2004 The “no-brand” retailer of minimalist consumer goods Muji offers a prefabricated, metal-clad house designed by Namba Kazuhiko in the Japanese market.

Michelle Kaufmann’s Glidehouse, a modular prefab home, debuts at Sunset magazine’s Celebration Weekend in Menlo Park, California, and enters production.

Charles Lazor completes his prototype FlatPak, a panelized prefabricated system, in Minneapolis. In 2005 the FlatPak is offered by Empyrean International LLC.

2005 Marmol Radziner debuts Desert House, a prototype for a steel-welded frame modular prefab system of living, shade, and deck modules. A factory is established in Los Angeles for production controlled by the architectural firm.
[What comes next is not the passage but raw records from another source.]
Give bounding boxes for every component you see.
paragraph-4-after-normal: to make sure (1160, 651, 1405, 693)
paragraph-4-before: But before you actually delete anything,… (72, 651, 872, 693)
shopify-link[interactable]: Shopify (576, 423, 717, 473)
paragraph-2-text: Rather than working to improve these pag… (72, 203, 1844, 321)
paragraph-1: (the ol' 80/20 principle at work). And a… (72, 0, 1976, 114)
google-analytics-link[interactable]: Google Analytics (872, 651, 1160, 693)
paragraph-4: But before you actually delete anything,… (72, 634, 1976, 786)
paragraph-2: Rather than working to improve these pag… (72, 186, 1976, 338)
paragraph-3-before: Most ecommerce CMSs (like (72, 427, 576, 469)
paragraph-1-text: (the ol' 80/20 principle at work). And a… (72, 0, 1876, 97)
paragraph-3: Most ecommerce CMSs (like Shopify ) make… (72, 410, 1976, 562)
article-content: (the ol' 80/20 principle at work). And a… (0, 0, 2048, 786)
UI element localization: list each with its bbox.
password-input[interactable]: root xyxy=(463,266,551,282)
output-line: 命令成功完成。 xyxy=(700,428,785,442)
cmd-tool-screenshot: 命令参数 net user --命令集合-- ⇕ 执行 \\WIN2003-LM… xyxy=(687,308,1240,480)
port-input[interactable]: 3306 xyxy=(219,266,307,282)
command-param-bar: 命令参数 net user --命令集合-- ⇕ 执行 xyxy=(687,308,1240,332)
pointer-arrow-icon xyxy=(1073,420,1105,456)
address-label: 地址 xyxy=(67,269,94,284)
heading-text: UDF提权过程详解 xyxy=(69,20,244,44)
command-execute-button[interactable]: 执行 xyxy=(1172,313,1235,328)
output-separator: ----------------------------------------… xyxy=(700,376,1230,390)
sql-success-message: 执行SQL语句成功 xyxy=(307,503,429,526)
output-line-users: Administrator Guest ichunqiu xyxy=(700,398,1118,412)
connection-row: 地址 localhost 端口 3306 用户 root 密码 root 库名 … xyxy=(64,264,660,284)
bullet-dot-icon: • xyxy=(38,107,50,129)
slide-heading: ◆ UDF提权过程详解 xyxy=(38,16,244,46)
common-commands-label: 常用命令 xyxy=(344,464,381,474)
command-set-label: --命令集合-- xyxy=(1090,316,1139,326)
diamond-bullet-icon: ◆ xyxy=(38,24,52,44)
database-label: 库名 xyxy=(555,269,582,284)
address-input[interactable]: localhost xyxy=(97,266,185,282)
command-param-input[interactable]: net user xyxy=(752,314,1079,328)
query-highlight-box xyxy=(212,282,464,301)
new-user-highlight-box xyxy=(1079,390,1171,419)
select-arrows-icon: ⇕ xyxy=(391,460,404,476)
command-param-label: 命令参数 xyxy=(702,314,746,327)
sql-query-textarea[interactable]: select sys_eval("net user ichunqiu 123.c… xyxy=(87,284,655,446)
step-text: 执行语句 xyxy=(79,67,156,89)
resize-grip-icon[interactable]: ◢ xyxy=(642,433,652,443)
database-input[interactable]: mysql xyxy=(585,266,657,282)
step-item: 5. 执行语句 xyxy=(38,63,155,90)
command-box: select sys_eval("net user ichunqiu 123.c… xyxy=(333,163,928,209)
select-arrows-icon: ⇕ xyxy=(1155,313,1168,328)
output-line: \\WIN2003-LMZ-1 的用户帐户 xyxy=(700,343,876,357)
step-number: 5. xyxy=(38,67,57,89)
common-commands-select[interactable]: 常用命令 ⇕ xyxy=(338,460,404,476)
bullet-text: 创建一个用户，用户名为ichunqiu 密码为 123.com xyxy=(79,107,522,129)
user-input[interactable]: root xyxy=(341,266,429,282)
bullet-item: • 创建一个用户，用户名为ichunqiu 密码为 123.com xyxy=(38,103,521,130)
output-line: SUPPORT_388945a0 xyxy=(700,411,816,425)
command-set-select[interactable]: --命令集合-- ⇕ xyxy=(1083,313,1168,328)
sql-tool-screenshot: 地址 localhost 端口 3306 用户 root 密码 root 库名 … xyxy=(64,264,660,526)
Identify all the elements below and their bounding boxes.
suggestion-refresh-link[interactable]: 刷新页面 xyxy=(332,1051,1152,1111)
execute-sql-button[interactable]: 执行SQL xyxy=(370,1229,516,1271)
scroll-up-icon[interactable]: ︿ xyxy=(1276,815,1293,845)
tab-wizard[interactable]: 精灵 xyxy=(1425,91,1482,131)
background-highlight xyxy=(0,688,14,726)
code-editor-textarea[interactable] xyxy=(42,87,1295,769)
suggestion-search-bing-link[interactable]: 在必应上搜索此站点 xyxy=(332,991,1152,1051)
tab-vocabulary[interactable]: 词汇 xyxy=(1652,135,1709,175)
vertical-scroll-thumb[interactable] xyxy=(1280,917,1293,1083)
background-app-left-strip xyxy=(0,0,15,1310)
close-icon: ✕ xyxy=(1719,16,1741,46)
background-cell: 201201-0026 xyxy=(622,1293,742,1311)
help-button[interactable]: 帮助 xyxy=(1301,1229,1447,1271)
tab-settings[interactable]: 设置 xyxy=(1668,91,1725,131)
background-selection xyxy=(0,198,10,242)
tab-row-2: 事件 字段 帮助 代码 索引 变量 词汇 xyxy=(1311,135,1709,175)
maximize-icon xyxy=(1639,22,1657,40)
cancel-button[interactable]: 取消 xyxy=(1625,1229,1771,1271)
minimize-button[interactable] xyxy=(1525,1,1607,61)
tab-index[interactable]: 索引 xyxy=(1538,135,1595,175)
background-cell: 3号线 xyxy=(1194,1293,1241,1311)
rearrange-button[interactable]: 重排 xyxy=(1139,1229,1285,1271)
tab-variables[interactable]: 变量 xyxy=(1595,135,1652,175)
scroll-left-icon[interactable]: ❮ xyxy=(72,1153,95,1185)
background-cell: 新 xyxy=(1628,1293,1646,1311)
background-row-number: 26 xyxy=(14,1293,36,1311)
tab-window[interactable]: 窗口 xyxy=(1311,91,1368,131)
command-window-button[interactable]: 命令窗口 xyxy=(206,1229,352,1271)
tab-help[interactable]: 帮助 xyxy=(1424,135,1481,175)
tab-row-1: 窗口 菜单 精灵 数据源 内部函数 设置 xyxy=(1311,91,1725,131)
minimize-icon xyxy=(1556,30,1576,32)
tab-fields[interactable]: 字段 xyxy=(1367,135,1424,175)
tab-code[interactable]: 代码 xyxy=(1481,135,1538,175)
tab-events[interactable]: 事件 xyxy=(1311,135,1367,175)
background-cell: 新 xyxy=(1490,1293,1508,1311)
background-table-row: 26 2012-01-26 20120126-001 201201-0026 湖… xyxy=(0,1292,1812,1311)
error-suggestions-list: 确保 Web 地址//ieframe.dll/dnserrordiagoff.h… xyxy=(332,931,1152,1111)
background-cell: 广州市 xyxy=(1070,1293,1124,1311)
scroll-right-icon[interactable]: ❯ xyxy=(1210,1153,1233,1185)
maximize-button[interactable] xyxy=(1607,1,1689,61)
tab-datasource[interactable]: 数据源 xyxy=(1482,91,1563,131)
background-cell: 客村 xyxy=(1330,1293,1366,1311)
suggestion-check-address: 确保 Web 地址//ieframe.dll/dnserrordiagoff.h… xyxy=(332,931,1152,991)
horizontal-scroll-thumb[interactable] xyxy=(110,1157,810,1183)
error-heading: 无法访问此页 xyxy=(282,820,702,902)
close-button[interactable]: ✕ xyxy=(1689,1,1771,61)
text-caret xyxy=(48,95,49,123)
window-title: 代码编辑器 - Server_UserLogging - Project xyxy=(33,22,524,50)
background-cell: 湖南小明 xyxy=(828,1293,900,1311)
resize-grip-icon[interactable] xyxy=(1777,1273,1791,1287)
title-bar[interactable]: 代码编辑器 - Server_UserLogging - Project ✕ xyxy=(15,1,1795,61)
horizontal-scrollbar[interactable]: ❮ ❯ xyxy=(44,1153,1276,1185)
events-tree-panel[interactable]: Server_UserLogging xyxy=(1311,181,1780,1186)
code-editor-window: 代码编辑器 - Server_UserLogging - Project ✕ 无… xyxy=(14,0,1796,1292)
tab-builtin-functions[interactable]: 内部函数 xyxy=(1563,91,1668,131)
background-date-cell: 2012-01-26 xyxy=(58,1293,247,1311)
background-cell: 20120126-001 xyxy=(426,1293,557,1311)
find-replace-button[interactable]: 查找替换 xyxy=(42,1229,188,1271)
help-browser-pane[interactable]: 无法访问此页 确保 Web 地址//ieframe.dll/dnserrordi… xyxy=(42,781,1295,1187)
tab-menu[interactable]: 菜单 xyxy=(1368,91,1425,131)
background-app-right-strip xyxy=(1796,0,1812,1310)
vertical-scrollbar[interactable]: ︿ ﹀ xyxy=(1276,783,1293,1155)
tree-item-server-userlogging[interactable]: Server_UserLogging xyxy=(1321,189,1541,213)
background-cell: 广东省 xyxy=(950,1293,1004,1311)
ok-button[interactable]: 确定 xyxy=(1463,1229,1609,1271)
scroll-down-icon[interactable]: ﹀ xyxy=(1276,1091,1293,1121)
Michelle Kaufmann debuts the Sunset Breezehouse, a modular prefabricated home featuring a series of garden spaces and a choice of roof type, and enters production.

Pinc House based in Sweden adds Black Barn to its home offerings. Based on the Viking longhouse, the pitched-roof structure uses a panelized prefabricated system.

Steven Holl Architects completes Turbulence House, a stress-skin metal panel house in New Mexico, which utilizes computer-controlled cutting technology to produce 24 unique panels.

2013 Kah San Chako Haws, Portland, Oregon is completed.